The payment of 300 million euros ($335 million) is the first of four this month totaling 1.6 billion euros from a country that depends on foreign aid to stay afloat.
Greece owes a total of about 320 billion euros, of which about 65 percent to euro zone governments and the IMF, and about 8.7 percent to the European Central Bank.
On Tuesday, Greece’s creditors drafted the broad outlines of an agreement to put to the leftist government in Athens in a bid to conclude four months of negotiations and release aid before the country runs out of money.
“If there is no prospect of a deal by Friday or Monday, I don’t know by when exactly, we will not pay,” Nikos Filis told Mega TV.

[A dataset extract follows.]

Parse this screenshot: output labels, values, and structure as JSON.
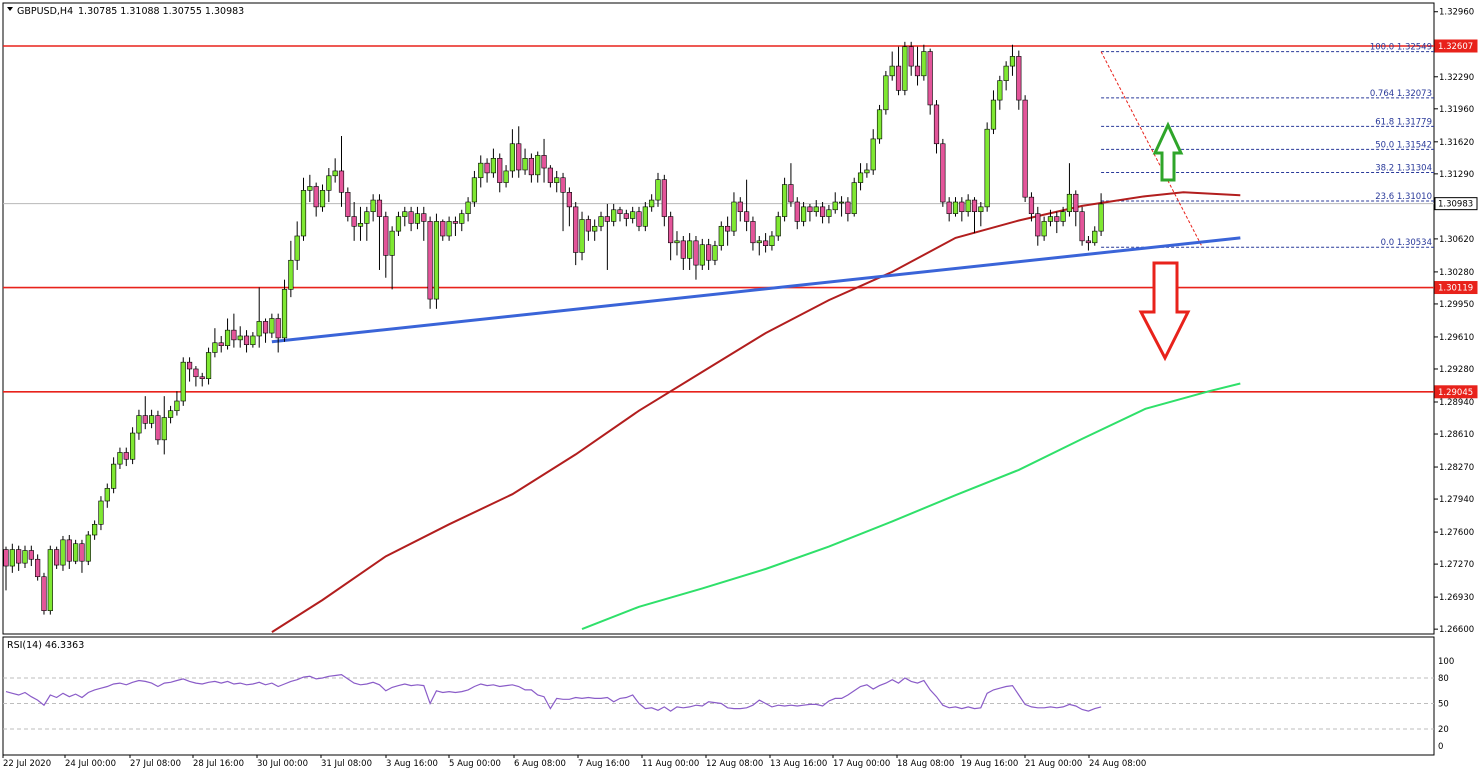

At this juncture there’s no hope of an actual payment on Friday. Discussions between Tsipras and creditors will likely stretch into the weekend and even if an agreement were struck yesterday, passing the terms through parliament is bound to be an arduous process. Bundling the payments or arrears pending a government shakeout seems to be the most likely scenario. As for an actual default, as mentioned previously, that is to a certain extent a judgement call by the IMF and can ultimately be delayed for at least 30 days at the Fund’s discretion.
Speaking of deal “prospects”, PM Alexis Tsipras will meet with European Commission President Jean-Claude Juncker to discuss Greece’s proposal which Tsipras submitted on Monday evening. Tsipras says Greece “had no feedback on its proposal”, confirming what we said yesterday: creditors seemingly did not care about the Greek draft because Hollande, Merkel, Draghi, and Junker apparently agreed on Monday that the troika would simply pen a final proposal for Tsipras and let him know where he needed to sign.
As for the troika’s draft agreement, Dutch PM Mark Rutte confirms what we already knew: the issues are pension reform, fiscal belt-tightening, and VAT.
Via Bloomberg:
“The discussion we’re focusing on is reforms in pensions, labor market and fiscal consolidation and
these seem to be the three, next to the value-added tax discussions, three or four of the main topics,” Dutch Prime Minister Mark Rutte says in an interview with Bloomberg Television.
“The new government can take out certain measures and put in place other proposals as long as when you add them up, the results are still the same in terms of the macro- economic numbers and the fiscal impact as in the previous agreement”
For all the optimists out there, we’ll leave you with the following from Spanish FinMin Luis de Guindos
“[You] can check in [to the euro] but not check out. [I’m] totally sure [Greece will get deal].”